Lin-sanity Accepted into English Lexicon … Lin-ough already!?

… after Tebowing the start of a Global Linguistic Trend?

Austin, Texas February  24, 2012– Lin-sanity, the excitement generated by the rapid ascension of the un-drafted, un-heralded, 23 year old Jeremy Lin of the New York Knicks  basketball team,  has been acknowledged as an English language word according to the Global Language Monitor. Lin is the only native-born American of either Chinese or Taiwanese descent playing in the NBA and the fact that he is an acknowledged nerd, a Christian  — as well as a recent Harvard grad — only also adds to his intrigue.

It also helps to have a name that lends itself to obviously short-lived, yet clever neologisms such as: Linspiration, Linderella, Linvitation, Linvisible, a Linja warrior.  Lin-ough, already!

Since there is no official agency for accepting new words into English language such as the Académie française for French, the Global Language Monitor recognizes new words once they meet the criteria of a 25,000 citations across the breadth of the English-speaking world, with the requisite depth of usage in books,  journals and periodicals, on the Internet, blogosphere, social media, and in the top 75,000 global print and electronic media.

Linsanity, without the hyphen,  has recently met and surpassed all these criteria.

Lin-maniac
Lin-maniac
Pre Lin-Mania
Pre Lin-Mania

“Linsanity following the ascension of the word ‘tebowing’ (from the knee-bending, devoutly Christian quarterback and his winning exploits for the Denver Broncos football team) so quickly might herald the beginning of a linguistic fad.

A fad where the names of sports personalities are continually blended with conventional terms into interesting new word forms that convey the achievement, personality, or other characteristic of the competitor,” said Paul JJ Payack, president and chief word analyst of the Global Language Monitor.  ”

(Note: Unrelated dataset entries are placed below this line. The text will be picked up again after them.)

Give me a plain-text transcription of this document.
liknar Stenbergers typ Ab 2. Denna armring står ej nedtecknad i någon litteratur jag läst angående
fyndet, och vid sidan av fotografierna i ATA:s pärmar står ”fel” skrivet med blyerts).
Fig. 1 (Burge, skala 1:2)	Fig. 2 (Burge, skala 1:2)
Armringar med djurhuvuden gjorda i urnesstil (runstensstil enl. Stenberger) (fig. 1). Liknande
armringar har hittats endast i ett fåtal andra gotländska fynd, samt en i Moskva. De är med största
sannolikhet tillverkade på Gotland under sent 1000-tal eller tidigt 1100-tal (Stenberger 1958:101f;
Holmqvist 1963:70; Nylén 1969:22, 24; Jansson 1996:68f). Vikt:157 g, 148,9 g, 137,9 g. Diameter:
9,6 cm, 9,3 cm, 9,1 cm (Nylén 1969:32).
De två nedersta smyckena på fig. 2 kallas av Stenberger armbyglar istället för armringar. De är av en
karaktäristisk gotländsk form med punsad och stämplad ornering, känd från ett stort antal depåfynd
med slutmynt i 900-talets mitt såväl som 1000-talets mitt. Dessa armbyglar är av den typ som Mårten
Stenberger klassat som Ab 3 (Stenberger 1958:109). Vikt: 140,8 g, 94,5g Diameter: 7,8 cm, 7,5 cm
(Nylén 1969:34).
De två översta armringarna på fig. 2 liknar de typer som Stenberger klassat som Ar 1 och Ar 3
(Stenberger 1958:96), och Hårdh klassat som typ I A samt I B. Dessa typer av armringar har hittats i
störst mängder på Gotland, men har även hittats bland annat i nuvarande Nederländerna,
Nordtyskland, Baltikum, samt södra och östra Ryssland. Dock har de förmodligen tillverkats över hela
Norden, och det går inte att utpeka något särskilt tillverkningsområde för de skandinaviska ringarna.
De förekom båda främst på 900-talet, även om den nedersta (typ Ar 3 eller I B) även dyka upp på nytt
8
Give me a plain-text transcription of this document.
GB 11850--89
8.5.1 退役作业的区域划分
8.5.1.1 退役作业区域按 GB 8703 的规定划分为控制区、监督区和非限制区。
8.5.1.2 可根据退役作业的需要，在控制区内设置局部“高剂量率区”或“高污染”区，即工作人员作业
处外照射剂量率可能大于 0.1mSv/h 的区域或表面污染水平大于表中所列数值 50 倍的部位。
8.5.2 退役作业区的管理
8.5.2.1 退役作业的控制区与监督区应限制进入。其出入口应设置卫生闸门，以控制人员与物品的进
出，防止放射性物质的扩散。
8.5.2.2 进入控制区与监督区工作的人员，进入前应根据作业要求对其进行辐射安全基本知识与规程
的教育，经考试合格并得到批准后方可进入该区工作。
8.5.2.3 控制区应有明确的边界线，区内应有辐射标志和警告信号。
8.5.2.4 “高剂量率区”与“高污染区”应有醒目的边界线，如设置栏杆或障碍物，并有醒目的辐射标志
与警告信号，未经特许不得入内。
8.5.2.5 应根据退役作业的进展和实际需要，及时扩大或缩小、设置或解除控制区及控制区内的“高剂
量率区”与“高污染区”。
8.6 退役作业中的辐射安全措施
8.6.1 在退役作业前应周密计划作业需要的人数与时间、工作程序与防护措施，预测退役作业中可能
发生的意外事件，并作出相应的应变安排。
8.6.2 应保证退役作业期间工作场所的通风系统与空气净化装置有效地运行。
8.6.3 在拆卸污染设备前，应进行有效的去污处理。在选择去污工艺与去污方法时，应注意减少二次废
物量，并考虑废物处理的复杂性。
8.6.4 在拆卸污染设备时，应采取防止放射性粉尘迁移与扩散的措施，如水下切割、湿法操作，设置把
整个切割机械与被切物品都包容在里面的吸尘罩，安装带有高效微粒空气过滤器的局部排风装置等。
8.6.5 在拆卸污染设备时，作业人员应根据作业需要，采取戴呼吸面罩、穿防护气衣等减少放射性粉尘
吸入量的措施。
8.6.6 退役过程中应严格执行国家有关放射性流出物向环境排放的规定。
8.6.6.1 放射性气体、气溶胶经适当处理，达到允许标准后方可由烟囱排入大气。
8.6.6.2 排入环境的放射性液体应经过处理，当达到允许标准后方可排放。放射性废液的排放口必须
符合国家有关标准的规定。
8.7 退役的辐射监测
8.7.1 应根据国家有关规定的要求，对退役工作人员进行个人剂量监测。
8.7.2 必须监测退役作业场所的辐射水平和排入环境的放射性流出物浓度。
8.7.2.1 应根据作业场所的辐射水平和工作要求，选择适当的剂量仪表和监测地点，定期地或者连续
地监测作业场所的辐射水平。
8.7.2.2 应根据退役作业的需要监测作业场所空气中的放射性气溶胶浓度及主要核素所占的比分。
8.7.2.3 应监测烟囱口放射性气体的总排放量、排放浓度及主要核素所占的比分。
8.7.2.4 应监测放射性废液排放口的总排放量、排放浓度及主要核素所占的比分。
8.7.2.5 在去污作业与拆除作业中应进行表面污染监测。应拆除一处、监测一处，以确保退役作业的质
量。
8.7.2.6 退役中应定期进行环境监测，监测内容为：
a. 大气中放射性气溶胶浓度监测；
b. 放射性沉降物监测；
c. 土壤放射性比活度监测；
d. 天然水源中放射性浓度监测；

History records a number of such linguistic fads such as words ending with the suffix ‘-ama’ in the 1950s (Cinerama, Lumberama, and Wonderama) or in the prefacing the names of political figures with ol’ or old in mid-19th c. America (such as Old Abe (Lincoln) or Old Kinderhook (for Martin van Buren and the origin of the word ‘OK’).

With the London 2012 Olympics on the horizon, it will be interesting to see if the fad becomes a multi-lingual global phenomenon.

Does anyone remember Phelpsian Pheats?”